Deutscher Apothekertag 2014

Wer A sagt, …

Ein Kommentar von Thomas Müller-Bohn

Dr. Thomas Müller-Bohn, Redakteur der DAZ

Der Titel des Antrags zur evidenzbasierten Beratung in der Selbstmedikation klingt gefährlicher, als sein Inhalt ist. „Evidenzbasiert“ ist zum Reizwort geworden. Neben der guten Idee einer vorurteilsfreien Prüfung von Arzneimitteln anhand patientenorientierter Kriterien steht es mittlerweile auch für pauschale Bewertungen, die den individuellen Nutzen in Zweifel ziehen, überzogene Studienanforderungen und lebensfremde Konsequenzen. Es ist eng verknüpft mit zweifelhaften Ansätzen für Einsparungen bei etablierten Arzneimitteln und mit arzneimittelrechtlichen Maßnahmen, die letztlich Ratlosigkeit hinterlassen.

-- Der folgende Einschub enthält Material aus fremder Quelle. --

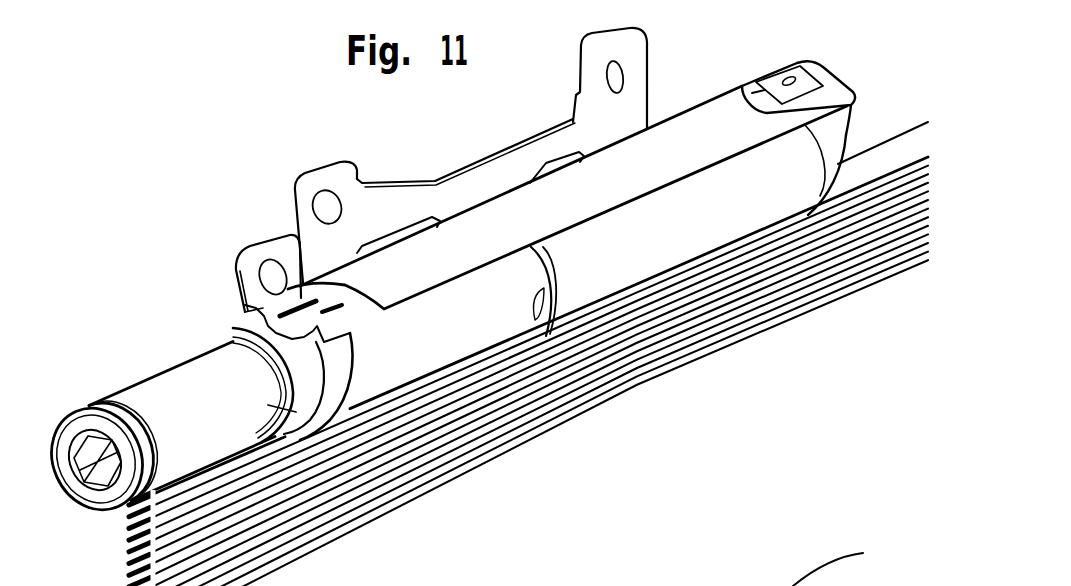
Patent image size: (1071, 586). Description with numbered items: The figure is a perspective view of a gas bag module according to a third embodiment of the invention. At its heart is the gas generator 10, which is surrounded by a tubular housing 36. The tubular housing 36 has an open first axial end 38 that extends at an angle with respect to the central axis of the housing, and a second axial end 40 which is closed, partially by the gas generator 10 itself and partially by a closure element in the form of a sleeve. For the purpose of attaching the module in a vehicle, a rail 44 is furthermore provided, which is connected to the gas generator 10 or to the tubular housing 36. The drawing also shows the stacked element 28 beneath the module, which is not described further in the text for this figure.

The gas generator 10 is at (146, 362).
The lamella stack 28 is at (805, 270).
The tubular housing 36 is at (655, 260).
The first axial end 38 is at (857, 118).
The second axial end 40 is at (547, 336).
The rail 44 is at (638, 98).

Doch all dies ist mit dem Antrag nicht gemeint. Stattdessen ist es gut, wenn eine Apothekerorganisation Studien über Wirkstoffe zur Selbstmedikation systematisch sammelt, auswertet und den Apotheken die Ergebnisse zur Verfügung stellt. Das fordert der Antrag und das ist längst überfällig. Gut ist auch, wenn die Apotheker nun das heikle Feld evidenzbasierter Informationen für die Selbstmedikation besetzen, bevor andere dies mit weniger Sachverstand und weniger Bewusstsein für individuelle Patientenbedürfnisse tun. Doch das wichtigste Argument für den Antrag ist das Perspektivpapier. Denn wer A sagt, muss auch B sagen – und wer sich zur Patientenorientierung auf einer zeitgemäßen wissenschaftlichen Grundlage bekennt, hat an dieser Stelle keine andere Wahl.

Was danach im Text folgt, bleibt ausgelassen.